Sifat Hujan merupakan perbandingan antara jumlah curah
hujan selama rentang waktu yang ditetapkan (satu periode musim kemarau) dengan
jumlah curah hujan normalnya (rata-rata selama 30 tahun periode 1971- 2000).
Sifat hujan dibagi menjadi 3 (tiga) katagori, yaitu :
a. Diatas Normal (AN) : jika nilai curah hujan lebih dari
115% terhadap rata-ratanya.
b. Normal (N) : jika nilai curah hujan antara 85%--115%
terhadap rata-ratanya.
c. Dibawah Normal (BN) : jika nilai curah hujan kurang dari
85% terhadap rata-ratanya.
(Tjasyono,
2003 ; Tjasyono, 2006)
Hujan merupakan satu bentuk presipitasi yang berwujud cairan. Presipitasi
sendiri dapat berwujud padat (misalnya salju dan hujan es) atau aerosol (seperti embun dan kabut). Hujan terbentuk apabila titik air yang terpisah jatuh ke bumi dari awan. Tidak semua air hujan sampai ke permukaan bumi
karena sebagian menguap ketika jatuh melalui udara kering. Hujan jenis ini
disebut sebagai virga. Hujan
memainkan peranan penting dalam siklus hidrologi. Lembaban dari laut menguap, berubah menjadi awan, terkumpul menjadi awan mendung, lalu turun kembali ke bumi, dan akhirnya kembali ke laut melalui sungai dan anak sungai untuk mengulangi daur ulang itu semula. (Monteith, j. L. 1975).

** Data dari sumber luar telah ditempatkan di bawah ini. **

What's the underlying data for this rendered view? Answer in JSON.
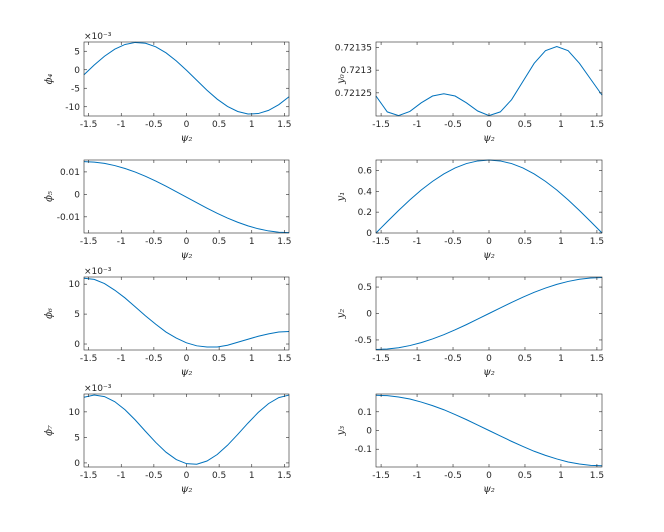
{
  "chart_data": [
    {
      "type": "line",
      "ylabel": "ϕ₄",
      "xlabel": "ψ₂",
      "exponent": "×10⁻³",
      "x": [
        -1.571,
        -1.414,
        -1.257,
        -1.1,
        -0.942,
        -0.785,
        -0.628,
        -0.471,
        -0.314,
        -0.157,
        0,
        0.157,
        0.314,
        0.471,
        0.628,
        0.785,
        0.942,
        1.1,
        1.257,
        1.414,
        1.571
      ],
      "series": [
        {
          "color": "#0072bd",
          "values": [
            -1.36,
            1.28,
            3.66,
            5.55,
            6.83,
            7.38,
            7.17,
            6.21,
            4.58,
            2.41,
            -0.14,
            -2.85,
            -5.53,
            -7.95,
            -9.92,
            -11.28,
            -11.95,
            -11.84,
            -10.98,
            -9.44,
            -7.3
          ]
        }
      ],
      "xlim": [
        -1.5708,
        1.5708
      ],
      "xticks": [
        -1.5,
        -1,
        -0.5,
        0,
        0.5,
        1,
        1.5
      ],
      "ylim": [
        -12.5,
        7.5
      ],
      "yticks": [
        -10,
        -5,
        0,
        5
      ]
    },
    {
      "type": "line",
      "ylabel": "y₀",
      "xlabel": "ψ₂",
      "x": [
        -1.571,
        -1.414,
        -1.257,
        -1.1,
        -0.942,
        -0.785,
        -0.628,
        -0.471,
        -0.314,
        -0.157,
        0,
        0.157,
        0.314,
        0.471,
        0.628,
        0.785,
        0.942,
        1.1,
        1.257,
        1.414,
        1.571
      ],
      "series": [
        {
          "color": "#0072bd",
          "values": [
            0.721243,
            0.721208,
            0.7212,
            0.721209,
            0.721228,
            0.721243,
            0.721248,
            0.721243,
            0.721228,
            0.72121,
            0.7212,
            0.721208,
            0.721235,
            0.721275,
            0.721315,
            0.721343,
            0.721352,
            0.721343,
            0.721315,
            0.72128,
            0.721245
          ]
        }
      ],
      "xlim": [
        -1.5708,
        1.5708
      ],
      "xticks": [
        -1.5,
        -1,
        -0.5,
        0,
        0.5,
        1,
        1.5
      ],
      "ylim": [
        0.721199,
        0.721362
      ],
      "yticks": [
        0.72125,
        0.7213,
        0.72135
      ]
    },
    {
      "type": "line",
      "ylabel": "ϕ₅",
      "xlabel": "ψ₂",
      "x": [
        -1.571,
        -1.414,
        -1.257,
        -1.1,
        -0.942,
        -0.785,
        -0.628,
        -0.471,
        -0.314,
        -0.157,
        0,
        0.157,
        0.314,
        0.471,
        0.628,
        0.785,
        0.942,
        1.1,
        1.257,
        1.414,
        1.571
      ],
      "series": [
        {
          "color": "#0072bd",
          "values": [
            0.01455,
            0.01436,
            0.01378,
            0.01283,
            0.01153,
            0.00992,
            0.00804,
            0.00592,
            0.00363,
            0.00122,
            -0.00125,
            -0.00372,
            -0.00613,
            -0.00842,
            -0.01054,
            -0.01242,
            -0.01403,
            -0.01533,
            -0.01628,
            -0.01686,
            -0.01705
          ]
        }
      ],
      "xlim": [
        -1.5708,
        1.5708
      ],
      "xticks": [
        -1.5,
        -1,
        -0.5,
        0,
        0.5,
        1,
        1.5
      ],
      "ylim": [
        -0.0172,
        0.0153
      ],
      "yticks": [
        -0.01,
        0,
        0.01
      ]
    },
    {
      "type": "line",
      "ylabel": "y₁",
      "xlabel": "ψ₂",
      "x": [
        -1.571,
        -1.414,
        -1.257,
        -1.1,
        -0.942,
        -0.785,
        -0.628,
        -0.471,
        -0.314,
        -0.157,
        0,
        0.157,
        0.314,
        0.471,
        0.628,
        0.785,
        0.942,
        1.1,
        1.257,
        1.414,
        1.571
      ],
      "series": [
        {
          "color": "#0072bd",
          "values": [
            0,
            0.109,
            0.216,
            0.318,
            0.412,
            0.495,
            0.566,
            0.624,
            0.666,
            0.691,
            0.7,
            0.691,
            0.666,
            0.624,
            0.566,
            0.495,
            0.412,
            0.318,
            0.216,
            0.109,
            0
          ]
        }
      ],
      "xlim": [
        -1.5708,
        1.5708
      ],
      "xticks": [
        -1.5,
        -1,
        -0.5,
        0,
        0.5,
        1,
        1.5
      ],
      "ylim": [
        0,
        0.7
      ],
      "yticks": [
        0,
        0.2,
        0.4,
        0.6
      ]
    },
    {
      "type": "line",
      "ylabel": "ϕ₆",
      "xlabel": "ψ₂",
      "exponent": "×10⁻³",
      "x": [
        -1.571,
        -1.414,
        -1.257,
        -1.1,
        -0.942,
        -0.785,
        -0.628,
        -0.471,
        -0.314,
        -0.157,
        0,
        0.157,
        0.314,
        0.471,
        0.628,
        0.785,
        0.942,
        1.1,
        1.257,
        1.414,
        1.571
      ],
      "series": [
        {
          "color": "#0072bd",
          "values": [
            11.0,
            10.8,
            10.1,
            9.0,
            7.7,
            6.2,
            4.7,
            3.3,
            2.0,
            1.0,
            0.2,
            -0.3,
            -0.5,
            -0.5,
            -0.2,
            0.3,
            0.8,
            1.3,
            1.7,
            2.0,
            2.1
          ]
        }
      ],
      "xlim": [
        -1.5708,
        1.5708
      ],
      "xticks": [
        -1.5,
        -1,
        -0.5,
        0,
        0.5,
        1,
        1.5
      ],
      "ylim": [
        -1,
        11.2
      ],
      "yticks": [
        0,
        5,
        10
      ]
    },
    {
      "type": "line",
      "ylabel": "y₂",
      "xlabel": "ψ₂",
      "x": [
        -1.571,
        -1.414,
        -1.257,
        -1.1,
        -0.942,
        -0.785,
        -0.628,
        -0.471,
        -0.314,
        -0.157,
        0,
        0.157,
        0.314,
        0.471,
        0.628,
        0.785,
        0.942,
        1.1,
        1.257,
        1.414,
        1.571
      ],
      "series": [
        {
          "color": "#0072bd",
          "values": [
            -0.68,
            -0.672,
            -0.647,
            -0.606,
            -0.55,
            -0.481,
            -0.4,
            -0.309,
            -0.21,
            -0.106,
            0,
            0.106,
            0.21,
            0.309,
            0.4,
            0.481,
            0.55,
            0.606,
            0.647,
            0.672,
            0.68
          ]
        }
      ],
      "xlim": [
        -1.5708,
        1.5708
      ],
      "xticks": [
        -1.5,
        -1,
        -0.5,
        0,
        0.5,
        1,
        1.5
      ],
      "ylim": [
        -0.69,
        0.69
      ],
      "yticks": [
        -0.5,
        0,
        0.5
      ]
    },
    {
      "type": "line",
      "ylabel": "ϕ₇",
      "xlabel": "ψ₂",
      "exponent": "×10⁻³",
      "x": [
        -1.571,
        -1.414,
        -1.257,
        -1.1,
        -0.942,
        -0.785,
        -0.628,
        -0.471,
        -0.314,
        -0.157,
        0,
        0.157,
        0.314,
        0.471,
        0.628,
        0.785,
        0.942,
        1.1,
        1.257,
        1.414,
        1.571
      ],
      "series": [
        {
          "color": "#0072bd",
          "values": [
            12.87,
            13.3,
            12.99,
            12.0,
            10.41,
            8.4,
            6.18,
            4.01,
            2.1,
            0.66,
            -0.15,
            -0.25,
            0.37,
            1.65,
            3.45,
            5.58,
            7.8,
            9.9,
            11.62,
            12.79,
            13.29
          ]
        }
      ],
      "xlim": [
        -1.5708,
        1.5708
      ],
      "xticks": [
        -1.5,
        -1,
        -0.5,
        0,
        0.5,
        1,
        1.5
      ],
      "ylim": [
        -0.8,
        13.5
      ],
      "yticks": [
        0,
        5,
        10
      ]
    },
    {
      "type": "line",
      "ylabel": "y₃",
      "xlabel": "ψ₂",
      "x": [
        -1.571,
        -1.414,
        -1.257,
        -1.1,
        -0.942,
        -0.785,
        -0.628,
        -0.471,
        -0.314,
        -0.157,
        0,
        0.157,
        0.314,
        0.471,
        0.628,
        0.785,
        0.942,
        1.1,
        1.257,
        1.414,
        1.571
      ],
      "series": [
        {
          "color": "#0072bd",
          "values": [
            0.188,
            0.186,
            0.179,
            0.168,
            0.152,
            0.133,
            0.111,
            0.085,
            0.058,
            0.029,
            0,
            -0.029,
            -0.058,
            -0.085,
            -0.111,
            -0.133,
            -0.152,
            -0.168,
            -0.179,
            -0.186,
            -0.188
          ]
        }
      ],
      "xlim": [
        -1.5708,
        1.5708
      ],
      "xticks": [
        -1.5,
        -1,
        -0.5,
        0,
        0.5,
        1,
        1.5
      ],
      "ylim": [
        -0.195,
        0.195
      ],
      "yticks": [
        -0.1,
        0,
        0.1
      ]
    }
  ]
}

Jumlah air hujan diukur menggunakan pengukur hujan atau ombrometer. Ia dinyatakan sebagai kedalaman air yang terkumpul pada permukaan datar, dan diukur kurang lebih 0.25mm.
Satuan curah hujan menurut SI adalah milimeter, yang merupakan penyingkatan dari
liter per meter persegi. Air hujan sering digambarkan sebagai berbentuk
"lonjong", lebar di bawah dan menciut di atas, tetapi ini tidaklah
tepat. Air hujan kecil hampir bulat. Air hujan yang besar menjadi semakin
leper, seperti roti hamburger; air hujan yang lebih besar berbentuk
payung terjun. Air hujan yang besar jatuh lebih cepat berbanding air hujan yang
lebih kecil.
(Handoko, 1993)
Curah hujan di suatu
tempat antara lain dipengaruhi oleh keadaan iklim, keadaan orografi dan
perputaran pertemuan arus udara. Faktor iklim sangat menentukan pertumbuhan dan
produksi tanaman. Apabila tanaman ditanam di luar daerah iklimnya, maka
produktivitasnya sering kali tidak sesuai dengan yang diharapkan. Studi tentang
perilaku kejadian tiap organisme atau tumbuhan dalam hubungannya dengan
perubahan-perubahan iklim disebut dengan fenologi. Untuk faktor iklim yang
dipergunakan dalam penelitian fenologi pada umumnya adalah curah hujan hal ini
adalah karena curah hujan secara langsung atau tidak langsung penting untuk
pengaturan waktu dan ruang dalam pembentukan bunga dan buah pada tumbuhan
tropis. (Nasir, A, 1990).
Penerimaan
curah hujan di permukaan bumi sangat bervariasi
menurut tempat dan waktu. Menurut tempat khususnya disebabkan oleh perbedaan
letak lintang serta keadaan atmosfer terutama awan ( Handoko, 1994 ).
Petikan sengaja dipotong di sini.